TIPP: Iran’s Latest Human Rights Crisis Gets Global Attention


Twenty-two-year-old Mahsa (Zhina) Amini’s family trip to the Iranian capital turned out to be her last.

While in Tehran, Mahsa Amini was “detained” by the morality police allegedly for wearing the hijab (headscarf) in an “improper” way. Then, on September 16, she was pronounced dead. According to the authorities, she died of a heart attack while in custody, receiving “instruction” on hijab rules. Reports suggest that she fell into a coma three days before her death. Her family and human rights activists allege that she was beaten to death.

In the Islamic Republic of Iran, a country with strict dress codes and a hyper-vigilant morality police (known officially as Gasht-e-Ershad or Guidance Patrol), such detentions are nothing new. Transgressions are punished. Public hangings, stoning, amputations, and blinding are some barbaric punishments still permitted and carried out in the Islamic State. The regime rules with an iron fist, and the Guidance Patrol and the Revolutionary Guards, a hardline military force, enforce its will.

But, an innocent woman’s death at the hands of the moral police seems to have been the tipping point for a nation crumbling under the right-wing Islamic state and international sanctions. The country erupted in protests at the needless and shocking death of Ms. Mahsa Amini.

The regime reacted in the expected fashion. The Revolutionary Guards were sent to crush the protests. Stern warnings to desist were issued. Hundreds were arrested. They fired at peaceful, unarmed protestors causing fatalities. Some reports suggest that thirty-six deaths were recorded in the first week alone. Yet, the country refuses to back down.

More than two months after Ms. Amini’s death, Iranians are out on the streets across the country. Though Tehran has not released any official numbers, the UN human rights chief, Volker Turk, said that “14,000 had been arrested, including children.” The death toll is said to be over four hundred, including sixty children. Recently, the Iranian court confirmed that five individuals had been handed the death penalty for participating in the protests.

However, Iranians seem undeterred. From demanding justice for the young woman, the call has turned to “Death to the Islamic Republic.” Iranians have had enough. This regime is no longer the “government of the learned” that the 1979 revolution intended to rule the people. The Shia clergy that came to power after the reviled monarchy was overthrown have eroded the democratic rights of the people and evolved into a dictatorship. In the name of Islam, they propagate conservatism and justify social repression.

The good of the people nor lofty religious legacy no longer guides the ruling clergy. As is evident with the regime’s pursuit of nuclear ambitions, despite the misery brought by international sanctions, power is their sole objective.
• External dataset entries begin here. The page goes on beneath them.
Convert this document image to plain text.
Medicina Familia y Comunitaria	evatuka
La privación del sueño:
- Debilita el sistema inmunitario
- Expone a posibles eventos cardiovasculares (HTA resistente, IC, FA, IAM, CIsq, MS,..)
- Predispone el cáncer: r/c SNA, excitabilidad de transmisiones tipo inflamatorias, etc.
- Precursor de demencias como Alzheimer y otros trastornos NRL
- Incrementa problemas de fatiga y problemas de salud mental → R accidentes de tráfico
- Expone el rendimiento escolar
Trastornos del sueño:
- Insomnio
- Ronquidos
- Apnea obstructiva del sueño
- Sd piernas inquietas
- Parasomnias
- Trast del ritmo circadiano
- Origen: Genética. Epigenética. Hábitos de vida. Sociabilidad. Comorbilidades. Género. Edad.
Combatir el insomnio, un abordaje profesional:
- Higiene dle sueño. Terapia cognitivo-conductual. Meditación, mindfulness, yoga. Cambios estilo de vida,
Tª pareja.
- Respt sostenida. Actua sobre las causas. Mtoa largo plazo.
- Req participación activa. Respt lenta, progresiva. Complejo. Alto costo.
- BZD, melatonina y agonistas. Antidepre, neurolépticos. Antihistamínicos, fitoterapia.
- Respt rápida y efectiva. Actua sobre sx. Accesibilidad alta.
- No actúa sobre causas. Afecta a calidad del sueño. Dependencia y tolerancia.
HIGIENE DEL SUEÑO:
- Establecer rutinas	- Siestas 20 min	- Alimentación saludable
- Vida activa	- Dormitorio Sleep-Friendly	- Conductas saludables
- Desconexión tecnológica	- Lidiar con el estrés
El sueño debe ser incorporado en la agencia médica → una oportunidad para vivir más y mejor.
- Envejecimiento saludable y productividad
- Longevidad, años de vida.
The Shia majority has been accused of oppressing the Sunni and Kurdish minorities. Many Sunni clerics have openly supported the ongoing protests and called for reform and representation. But, it is unlikely that the right-wing, hardline regime will listen – to the citizens or the clerics. Their modus operandi has been and remains repression.

But, nine weeks on, demonstrations rage. Factory workers are striking, showing solidarity. Women and children refuse to obey the cleric’s decrees. Even the prospect of death and torture does not daunt those demanding to be heard. Iranians are willing to sacrifice much for a modicum of rights and freedom.

Now, the UN Human Rights Council has taken note of the situation. A fact-finding mission will soon be established to investigate Iran’s crackdown on the anti-government protests. It remains to be seen whether Tehran will cooperate with the UN mission and grant access to detention centers, as has been sought.

However Iran may respond, the attempt to hold the regime accountable for its treatment of the demonstrators and protestors is a welcome move. For it is unfathomable that, in 2022, a twenty-two-year-old woman could die, at the hands of state authorities, for wearing a headscarf “improperly.”